Atticus knows that a person cannot be imaginative or understand simple metaphors likening people to mockingbirds, if his thinking is rigid. Atticus teaches the children to allow for flexibility in decision making. Scout’s first lesson about being flexible with decision making is when she is taught that sometimes it’s necessary to bend the rules. “Sometimes it’s better to bend the law a little in special cases,” (lines 25-26, pg 33.) One example of this is that Scout bends the rules Miss Caroline has given her. Scout agreed with her father to read every night if she goes to school and never mentions a word about it to her teacher.

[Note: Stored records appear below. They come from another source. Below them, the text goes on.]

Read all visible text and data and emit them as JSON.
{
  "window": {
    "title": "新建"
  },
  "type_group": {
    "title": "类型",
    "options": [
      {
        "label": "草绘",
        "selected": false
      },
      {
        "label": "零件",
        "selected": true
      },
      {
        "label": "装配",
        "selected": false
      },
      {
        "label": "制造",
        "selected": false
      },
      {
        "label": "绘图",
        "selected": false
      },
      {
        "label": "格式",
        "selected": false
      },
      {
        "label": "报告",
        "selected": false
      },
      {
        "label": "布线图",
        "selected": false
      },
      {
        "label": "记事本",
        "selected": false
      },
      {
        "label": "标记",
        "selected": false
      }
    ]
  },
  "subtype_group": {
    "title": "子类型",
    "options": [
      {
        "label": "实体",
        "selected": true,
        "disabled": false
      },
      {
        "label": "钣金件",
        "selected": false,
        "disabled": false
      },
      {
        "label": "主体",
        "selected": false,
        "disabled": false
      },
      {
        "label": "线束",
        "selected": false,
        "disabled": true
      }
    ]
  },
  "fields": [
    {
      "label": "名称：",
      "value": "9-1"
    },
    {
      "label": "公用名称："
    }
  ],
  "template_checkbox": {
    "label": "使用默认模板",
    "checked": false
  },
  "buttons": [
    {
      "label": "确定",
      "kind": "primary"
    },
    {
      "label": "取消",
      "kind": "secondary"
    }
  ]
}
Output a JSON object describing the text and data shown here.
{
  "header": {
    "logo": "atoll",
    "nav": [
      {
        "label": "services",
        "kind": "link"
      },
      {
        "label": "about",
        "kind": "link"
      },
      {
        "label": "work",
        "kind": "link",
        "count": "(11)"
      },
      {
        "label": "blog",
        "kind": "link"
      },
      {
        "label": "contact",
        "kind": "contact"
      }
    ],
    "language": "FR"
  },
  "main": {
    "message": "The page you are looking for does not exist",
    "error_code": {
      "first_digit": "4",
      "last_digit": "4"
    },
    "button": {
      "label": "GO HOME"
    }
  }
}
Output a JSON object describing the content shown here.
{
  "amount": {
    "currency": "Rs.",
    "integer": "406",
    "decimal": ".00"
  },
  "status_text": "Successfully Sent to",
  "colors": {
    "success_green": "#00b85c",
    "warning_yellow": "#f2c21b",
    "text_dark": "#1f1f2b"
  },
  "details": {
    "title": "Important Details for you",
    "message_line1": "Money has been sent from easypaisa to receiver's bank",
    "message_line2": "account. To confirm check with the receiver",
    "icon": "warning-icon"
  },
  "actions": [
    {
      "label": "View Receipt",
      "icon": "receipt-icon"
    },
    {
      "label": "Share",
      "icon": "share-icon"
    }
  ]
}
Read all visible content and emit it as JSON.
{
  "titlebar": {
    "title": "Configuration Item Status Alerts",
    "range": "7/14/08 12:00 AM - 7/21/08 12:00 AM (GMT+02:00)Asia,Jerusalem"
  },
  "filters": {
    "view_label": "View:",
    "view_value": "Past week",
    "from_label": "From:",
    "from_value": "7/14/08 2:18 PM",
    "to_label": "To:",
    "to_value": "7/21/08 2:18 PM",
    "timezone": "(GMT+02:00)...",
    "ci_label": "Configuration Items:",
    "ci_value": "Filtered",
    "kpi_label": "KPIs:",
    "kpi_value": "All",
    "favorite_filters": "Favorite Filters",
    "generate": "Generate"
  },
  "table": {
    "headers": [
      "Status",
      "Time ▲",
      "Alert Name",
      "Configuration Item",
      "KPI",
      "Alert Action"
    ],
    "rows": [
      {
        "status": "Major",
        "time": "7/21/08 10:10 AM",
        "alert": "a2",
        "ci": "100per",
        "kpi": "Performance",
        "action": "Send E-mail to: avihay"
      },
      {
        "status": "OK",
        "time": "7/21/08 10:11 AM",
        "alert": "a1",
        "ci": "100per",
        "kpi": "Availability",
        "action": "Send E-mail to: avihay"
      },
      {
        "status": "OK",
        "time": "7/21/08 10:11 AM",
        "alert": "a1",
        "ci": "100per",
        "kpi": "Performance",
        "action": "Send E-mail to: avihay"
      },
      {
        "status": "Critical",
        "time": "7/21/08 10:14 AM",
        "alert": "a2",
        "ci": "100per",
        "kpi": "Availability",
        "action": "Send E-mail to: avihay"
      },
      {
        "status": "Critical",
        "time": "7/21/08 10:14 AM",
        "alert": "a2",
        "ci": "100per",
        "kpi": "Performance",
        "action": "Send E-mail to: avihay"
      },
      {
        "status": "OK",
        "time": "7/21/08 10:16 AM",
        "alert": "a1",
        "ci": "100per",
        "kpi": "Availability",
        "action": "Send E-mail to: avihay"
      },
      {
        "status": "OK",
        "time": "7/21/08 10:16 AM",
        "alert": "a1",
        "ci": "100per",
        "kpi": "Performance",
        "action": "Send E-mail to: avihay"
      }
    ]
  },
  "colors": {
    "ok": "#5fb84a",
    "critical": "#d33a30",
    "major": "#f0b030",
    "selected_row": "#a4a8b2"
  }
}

In my opinion, another example of “bending the law,” is that Atticus Finch and the little Finches (Jem and Scout) bend society’s laws. They do not take the word of a white man over a black man, but they think for themselves. That in itself is rebellious and flexible. It is flexible because just like Scout has to go to school, the Finches have to live in Maycomb which is divided by race and class. The Finches don’t judge that way, even though everyone else does. The last example of Atticus teaching his children about being flexible is in the end, Scout agrees with the Sheriff and lets him bend the rules to keep Bob Ewell’s case low profile in order to keep Boo from being given a lot of attention.